Modeling Reactive Flows in Porous Media

PI: Peter Lichtner, Los Alamos National Laboratory
Code: PFLOTRAN
Allocation: 10 million hours

Geoscience researchers are actively participating in efforts to reduce emissions of greenhouse gases and maintain a safe and sustainable environment. A team led by Peter Lightner of Los Alamos National Laboratory is pursuing two such efforts—to reduce atmospheric levels of the greenhouse gas carbon dioxide and to better explain the behavior of contaminants in groundwater—using an allocation of 10 million processor hours on ORNL’s petascale Jaguar supercomputer.

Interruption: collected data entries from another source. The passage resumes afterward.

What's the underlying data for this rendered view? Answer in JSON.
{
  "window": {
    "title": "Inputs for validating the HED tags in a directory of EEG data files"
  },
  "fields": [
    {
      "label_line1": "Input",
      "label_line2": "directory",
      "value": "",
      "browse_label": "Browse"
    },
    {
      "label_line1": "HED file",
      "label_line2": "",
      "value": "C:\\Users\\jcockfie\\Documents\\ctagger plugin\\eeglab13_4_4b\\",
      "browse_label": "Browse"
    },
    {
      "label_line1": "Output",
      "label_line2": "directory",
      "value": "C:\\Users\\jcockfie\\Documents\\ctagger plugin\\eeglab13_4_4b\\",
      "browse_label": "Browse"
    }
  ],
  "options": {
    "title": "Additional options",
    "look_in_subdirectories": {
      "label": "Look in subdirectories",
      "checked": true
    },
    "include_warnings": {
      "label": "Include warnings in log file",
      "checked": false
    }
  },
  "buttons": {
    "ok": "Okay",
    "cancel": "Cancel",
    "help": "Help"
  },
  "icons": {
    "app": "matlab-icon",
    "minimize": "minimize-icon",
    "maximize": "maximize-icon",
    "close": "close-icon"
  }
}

The ability to predict the transport of wastes and contaminants in complex underground mineral environments is one of the most important and daunting challenges facing the geosciences. Subsurface flow systems have coupled processes, the interplay of fluid flow, transport of substances, heat transfer, and chemical interactions between rocks and fluids. These systems also feature interactions on a vast range of space and timescales not compatible with space and time resolution in earlier models. Recent advances in pore scale modeling suggest that the best mathematical approach for following the behavior of hazardous materials as they interact with the mineral bed (a phenomenon called reactive transport) is to treat the system as a spatially continuous, multiple component fluid, in which the different substances present can react.

To model this activity, Lichtner developed PFLOTRAN (pore reactive flow and transport code), a program which models the flow of substances, their interactions with one another, and their reactivity with the mineral bed at the pore scale. In the current petascale projects, Lichtner’s team will model uranium migration at the Hanford 300 Area in Washington state and will perform two 1,000-year simulations of the carbon sequestered from 400 coal-burning power plants within the Illinois Basin.